Each year a $3000 scholarship is available to persons currently enrolled full time in an occupational and or public health and safety related program at a Southwest or Central-West Ontario college or university. This may include occupational safety/health/hygiene, occupational/physical therapy, nursing, medicine, emergency services or other related fields.
The scholarship is in memory of Tim Hickman, a part-time City of London arena employee who lost his life on the job in 1996. The scholarship is sponsored by the City of London along with CUPE Locals 107 and 101, with the support of Tim’s family and friends. The scholarship represents the importance of raising awareness of occupational health and safety.
Applications for the scholarship are due January 31. Review the “How To Apply” document for details and contact Susy Blesity should you require assistance. Interviews will be held the morning of April 7, 2020 at City Hall, for which candidates must be available. The successful applicant will be invited to receive the scholarship at a ceremony during the City Council meeting of May 5, 2020, which normally occurs approximately 4:00 p.m.
A Profile of Tim
Tim was an energetic boy. Tim and his brother Michael always had skates on their feet and a stick in their hands. For hours they played hockey in the house, backyard and on the streets of the neighbourhood. At a young age, Tim knew he wanted to play goal, a dream he realized while attending Laurier Secondary School. He was a team player and he was noted for his sportsmanship. When Tim won any award for any of his talents, he was very aware that he was but one member of the team. Friends and family were important to him and it would be infrequent that he was ever alone.
Tim shared his family with many foster children, including several with medical or physical disabilities. As part of this extended family, Tim developed a special gift for assisting people with special needs to do their best and reach their potential.
Tim's passion for playing hockey led him to his part-time job with the City of London at Silverwoods Arena. This part-time job gave Tim the chance to combine his love of sports with his interest in working with people, while allowing him to pay for his college tuition, car loan on his new jeep and his interests with sports and his friends.
On March 23, 1996, Tim was working alone as the ice-resurfacing machine operator. Tim was filling the wash water tank of the gas powered ice resurfacing machine with hot water. He left the room and returned to find the room filled with steam and vapours. Gasoline in the tank on the ice resurfacing machine located next to the wash water tank overheated and vapours made a path to the nearby natural gas hot water heaters, where they ignited. Tim was caught in an explosion. He was engulfed in flames. The explosion caused the doors of the room to blow onto the ice along with flames and smoke. He ran to alert players and to clear the arena.

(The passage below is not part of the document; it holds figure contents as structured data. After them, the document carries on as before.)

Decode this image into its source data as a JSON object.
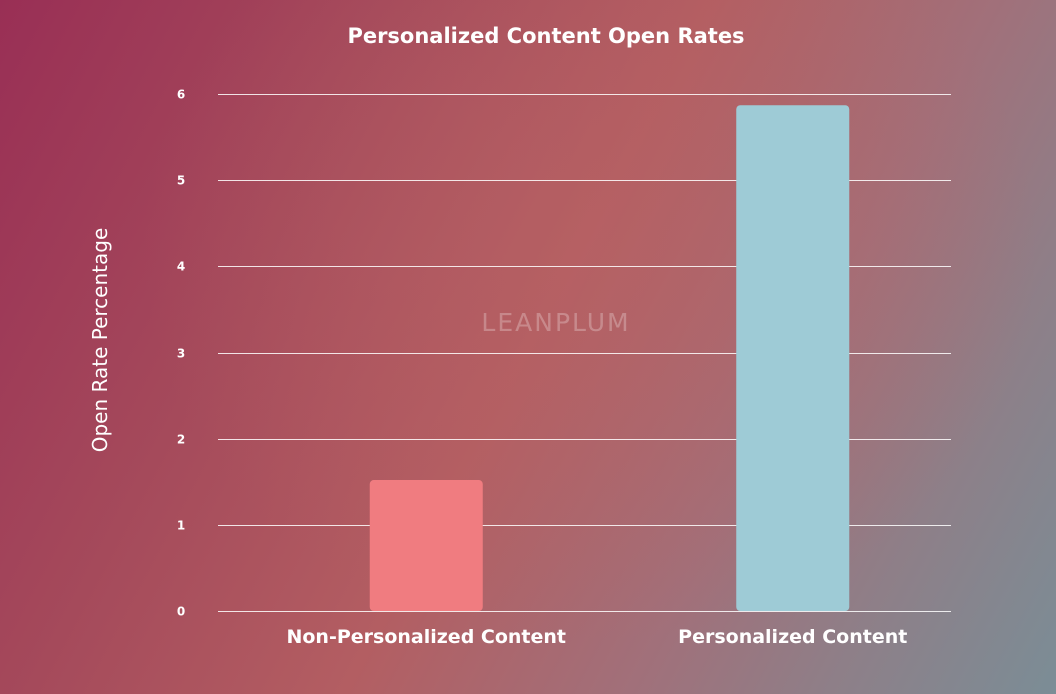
{
  "chart_data": {
    "type": "bar",
    "title": "Personalized Content Open Rates",
    "xlabel": "",
    "ylabel": "Open Rate Percentage",
    "categories": [
      "Non-Personalized Content",
      "Personalized Content"
    ],
    "values": [
      1.52,
      5.87
    ],
    "ylim": [
      0,
      6
    ],
    "yticks": [
      0,
      1,
      2,
      3,
      4,
      5,
      6
    ],
    "grid": true,
    "colors": [
      "#f07c80",
      "#9ecbd6"
    ]
  },
  "watermark": "LEANPLUM"
}
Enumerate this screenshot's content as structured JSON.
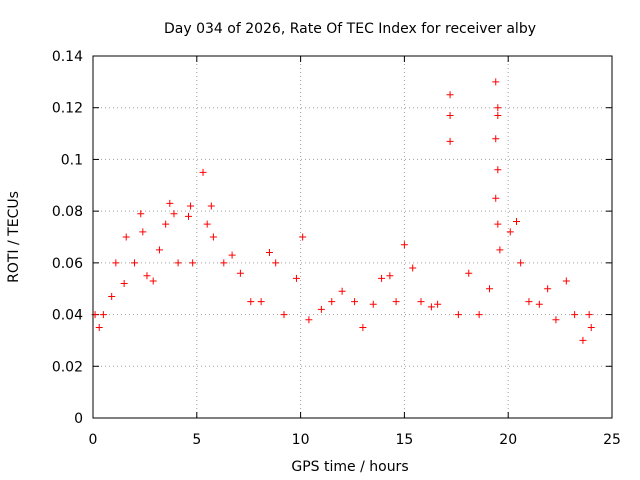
{
  "chart_data": {
    "type": "scatter",
    "title": "Day 034 of 2026, Rate Of TEC Index for receiver alby",
    "xlabel": "GPS time / hours",
    "ylabel": "ROTI / TECUs",
    "xlim": [
      0,
      25
    ],
    "ylim": [
      0,
      0.14
    ],
    "xticks": [
      0,
      5,
      10,
      15,
      20,
      25
    ],
    "xtick_labels": [
      "0",
      "5",
      "10",
      "15",
      "20",
      "25"
    ],
    "yticks": [
      0,
      0.02,
      0.04,
      0.06,
      0.08,
      0.1,
      0.12,
      0.14
    ],
    "ytick_labels": [
      "0",
      "0.02",
      "0.04",
      "0.06",
      "0.08",
      "0.1",
      "0.12",
      "0.14"
    ],
    "grid": true,
    "marker": "+",
    "color": "#ff0000",
    "series": [
      {
        "name": "ROTI",
        "points": [
          [
            0.1,
            0.04
          ],
          [
            0.3,
            0.035
          ],
          [
            0.5,
            0.04
          ],
          [
            0.9,
            0.047
          ],
          [
            1.1,
            0.06
          ],
          [
            1.5,
            0.052
          ],
          [
            1.6,
            0.07
          ],
          [
            2.0,
            0.06
          ],
          [
            2.3,
            0.079
          ],
          [
            2.4,
            0.072
          ],
          [
            2.6,
            0.055
          ],
          [
            2.9,
            0.053
          ],
          [
            3.2,
            0.065
          ],
          [
            3.5,
            0.075
          ],
          [
            3.7,
            0.083
          ],
          [
            3.9,
            0.079
          ],
          [
            4.1,
            0.06
          ],
          [
            4.6,
            0.078
          ],
          [
            4.7,
            0.082
          ],
          [
            4.8,
            0.06
          ],
          [
            5.3,
            0.095
          ],
          [
            5.5,
            0.075
          ],
          [
            5.7,
            0.082
          ],
          [
            5.8,
            0.07
          ],
          [
            6.3,
            0.06
          ],
          [
            6.7,
            0.063
          ],
          [
            7.1,
            0.056
          ],
          [
            7.6,
            0.045
          ],
          [
            8.1,
            0.045
          ],
          [
            8.5,
            0.064
          ],
          [
            8.8,
            0.06
          ],
          [
            9.2,
            0.04
          ],
          [
            9.8,
            0.054
          ],
          [
            10.1,
            0.07
          ],
          [
            10.4,
            0.038
          ],
          [
            11.0,
            0.042
          ],
          [
            11.5,
            0.045
          ],
          [
            12.0,
            0.049
          ],
          [
            12.6,
            0.045
          ],
          [
            13.0,
            0.035
          ],
          [
            13.5,
            0.044
          ],
          [
            13.9,
            0.054
          ],
          [
            14.3,
            0.055
          ],
          [
            14.6,
            0.045
          ],
          [
            15.0,
            0.067
          ],
          [
            15.4,
            0.058
          ],
          [
            15.8,
            0.045
          ],
          [
            16.3,
            0.043
          ],
          [
            16.6,
            0.044
          ],
          [
            17.2,
            0.125
          ],
          [
            17.2,
            0.117
          ],
          [
            17.2,
            0.107
          ],
          [
            17.6,
            0.04
          ],
          [
            18.1,
            0.056
          ],
          [
            18.6,
            0.04
          ],
          [
            19.1,
            0.05
          ],
          [
            19.4,
            0.13
          ],
          [
            19.5,
            0.12
          ],
          [
            19.5,
            0.117
          ],
          [
            19.4,
            0.108
          ],
          [
            19.5,
            0.096
          ],
          [
            19.4,
            0.085
          ],
          [
            19.5,
            0.075
          ],
          [
            19.6,
            0.065
          ],
          [
            20.1,
            0.072
          ],
          [
            20.4,
            0.076
          ],
          [
            20.6,
            0.06
          ],
          [
            21.0,
            0.045
          ],
          [
            21.5,
            0.044
          ],
          [
            21.9,
            0.05
          ],
          [
            22.3,
            0.038
          ],
          [
            22.8,
            0.053
          ],
          [
            23.2,
            0.04
          ],
          [
            23.6,
            0.03
          ],
          [
            23.9,
            0.04
          ],
          [
            24.0,
            0.035
          ]
        ]
      }
    ]
  }
}
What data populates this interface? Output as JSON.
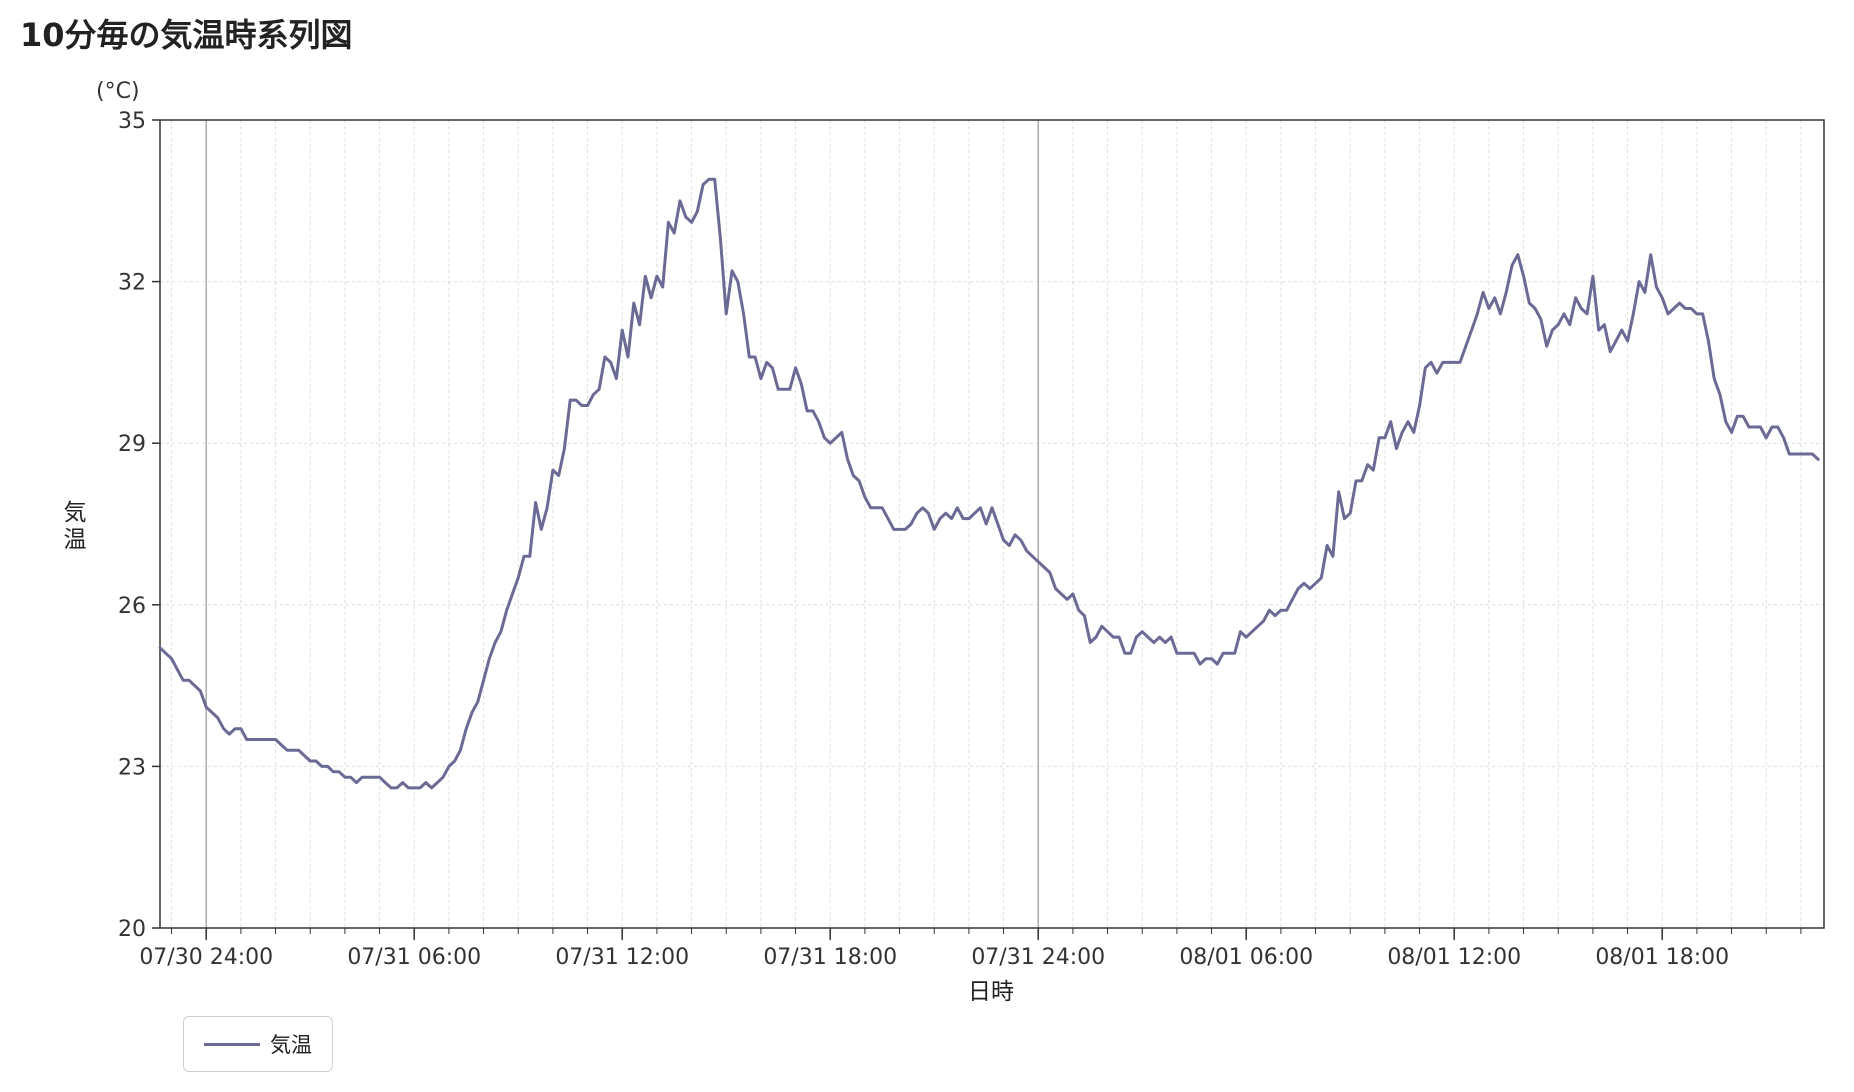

The coaches and players on the ice discovered the challenges associated with evacuating the ice in an emergency. Because of the darkness and the smoke, exits from the ice were difficult to distinguish from the rest of the panels surrounding the ice.
A coroner's inquest was held following this incident with 25 recommendations to improve the safety of arenas and equipment for employees and the public.
Like any tragedy there are many links in the chain that must come together to prevent it. Remove one of these links and this tragedy could have been avoided. Links like safety training, properly installed equipment and review of equipment design which had a bearing on this tragedy.
As part of Tim's legacy his family is working tirelessly to promote occupational health and safety to workers, employers and the public. They share Tim's story with students and health and safety consultants to support that education. His friends gather for a golf tournament each year to remember the good times they shared with a good friend. The community hosts a hockey tournament to remember Tim and the lessons learned and to support awareness for arena safety.
During one interview for an awareness campaign, his brother Michael was asked what he would miss most. He replied "What I miss most is what I won't have. Those 50 years that I was suppose to spend with Tim, doing simple things like sitting on a deck and relaxing with him or going to some graduation down the road. I'll miss things like that because someone just couldn't take the time."
Tim's family and his friends are very supportive that the Corporation of the City of London, and CUPE Locals 107 and 101 are sponsoring this significant scholarship. The Tim Hickman Memorial Scholarship represents the importance of raising awareness of occupational health and safety. Your commitment to workplace health and safety demonstrates how one person can make a difference. By raising awareness and developing and supporting health and safety policies, your career path will lead to a solution to the serious issue of workplace tragedies. That solution is prevention.